In late December 2022, Waverley Street Foundation and the Regenerative Agriculture Foundation in collaboration with RAFI-USA and the National Sustainable Agriculture Coalition awarded more than $300,000 to BIPOC-led and serving organizations to enable them to increase or begin advocacy work on the 2023 Farm Bill. Fourteen organizations received grants from a pool of 45 applicants. Awardees are located throughout the U.S. from Alaska to New York, including the territories of Puerto Rico and the U.S. Virgin Islands. For some organizations, this will be the first opportunity they have to work on policy advocacy.  

Launched in 2022, RAFI-USA’s Climate and Equity Policy Project puts farmers of color at the center of policy conversations by providing funding and support to groups predominantly led by or serving farmers of color in order to engage in climate-related policy advocacy for the upcoming 2023 Farm Bill. In addition to grants for policy work, RAFI-USA is providing opt-in opportunities for grantees to build capacity, such as trainings on the Farm Bill and federal policy process, space to convene and share experiences and peer support, and policy content for use/adaptation by grantees. 

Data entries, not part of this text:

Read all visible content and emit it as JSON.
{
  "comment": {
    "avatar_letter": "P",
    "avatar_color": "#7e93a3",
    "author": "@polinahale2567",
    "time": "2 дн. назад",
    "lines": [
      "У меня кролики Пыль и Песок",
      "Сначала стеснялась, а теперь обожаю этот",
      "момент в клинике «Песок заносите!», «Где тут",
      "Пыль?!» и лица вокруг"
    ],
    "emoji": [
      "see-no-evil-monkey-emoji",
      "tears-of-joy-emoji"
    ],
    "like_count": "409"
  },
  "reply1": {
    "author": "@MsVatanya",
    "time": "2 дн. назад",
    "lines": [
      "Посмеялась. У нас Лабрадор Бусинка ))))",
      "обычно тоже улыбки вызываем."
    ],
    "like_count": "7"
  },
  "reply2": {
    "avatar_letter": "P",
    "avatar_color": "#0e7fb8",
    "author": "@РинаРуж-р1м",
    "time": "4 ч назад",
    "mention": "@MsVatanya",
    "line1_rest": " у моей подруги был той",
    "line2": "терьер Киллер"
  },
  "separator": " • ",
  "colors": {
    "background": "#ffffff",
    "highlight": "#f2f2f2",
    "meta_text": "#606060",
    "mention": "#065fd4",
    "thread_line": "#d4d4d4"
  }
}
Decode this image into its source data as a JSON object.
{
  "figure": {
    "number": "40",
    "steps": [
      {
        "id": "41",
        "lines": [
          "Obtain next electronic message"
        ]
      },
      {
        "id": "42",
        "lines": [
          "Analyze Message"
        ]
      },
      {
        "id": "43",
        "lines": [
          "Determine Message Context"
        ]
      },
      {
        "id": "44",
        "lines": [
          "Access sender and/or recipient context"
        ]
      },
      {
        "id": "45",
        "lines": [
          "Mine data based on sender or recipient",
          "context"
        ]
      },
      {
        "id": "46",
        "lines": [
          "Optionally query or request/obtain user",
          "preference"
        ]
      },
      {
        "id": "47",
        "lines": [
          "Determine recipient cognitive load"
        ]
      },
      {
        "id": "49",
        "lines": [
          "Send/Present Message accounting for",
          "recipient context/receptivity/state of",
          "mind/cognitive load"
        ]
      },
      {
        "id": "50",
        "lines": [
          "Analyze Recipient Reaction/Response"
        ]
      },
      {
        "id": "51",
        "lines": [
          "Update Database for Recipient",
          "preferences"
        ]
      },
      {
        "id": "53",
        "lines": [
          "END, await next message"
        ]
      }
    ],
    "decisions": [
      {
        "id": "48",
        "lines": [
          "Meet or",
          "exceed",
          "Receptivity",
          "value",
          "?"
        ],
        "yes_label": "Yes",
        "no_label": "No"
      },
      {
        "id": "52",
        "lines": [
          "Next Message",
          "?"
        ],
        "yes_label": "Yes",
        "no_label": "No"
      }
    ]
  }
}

Grantee projects include civic engagements and grassroots base building for the Farm Bill, educational workshops and trainings for the board, staff, and farmers to develop a better understanding of how the Farm Bill applies at a local level and how the Farm Bill process works, funding to pay farmers for their time participating more deeply in policy discussions and recommendations, narrative development and storytelling projects, and translation for farmers who don’t speak English as their first language. 

For example, the Alliance for Agriculture in Puerto Rico will coordinate formal spaces for collaboration among farmers and other organizations and create publications articulating a regional voice for Farm Bill issues. La Semilla Food Center will engage BIPOC youth and small-scale/big-impact farmers in storytelling, civic engagement/ grassroots base-building, and leadership development centering the intersecting values of climate justice and food justice. Salmonberry Tribal Associates in Alaska will use the funding for its Indigenous Food Justice and Sovereignty Initiative. 

Carl Angut’aq Wassilie, the executive director of Salmonberry Tribal Associates, says, “This grant greatly increases our access and ability for organizational capacity building to identify tools to break down barriers of Food Sovereignty for Alaska Native ‘producers’ aka subsistence hunters, fishers, gatherers, and harvesters of our ancestral heritage.” 

The full list of awarded organizations and their plans can be found here.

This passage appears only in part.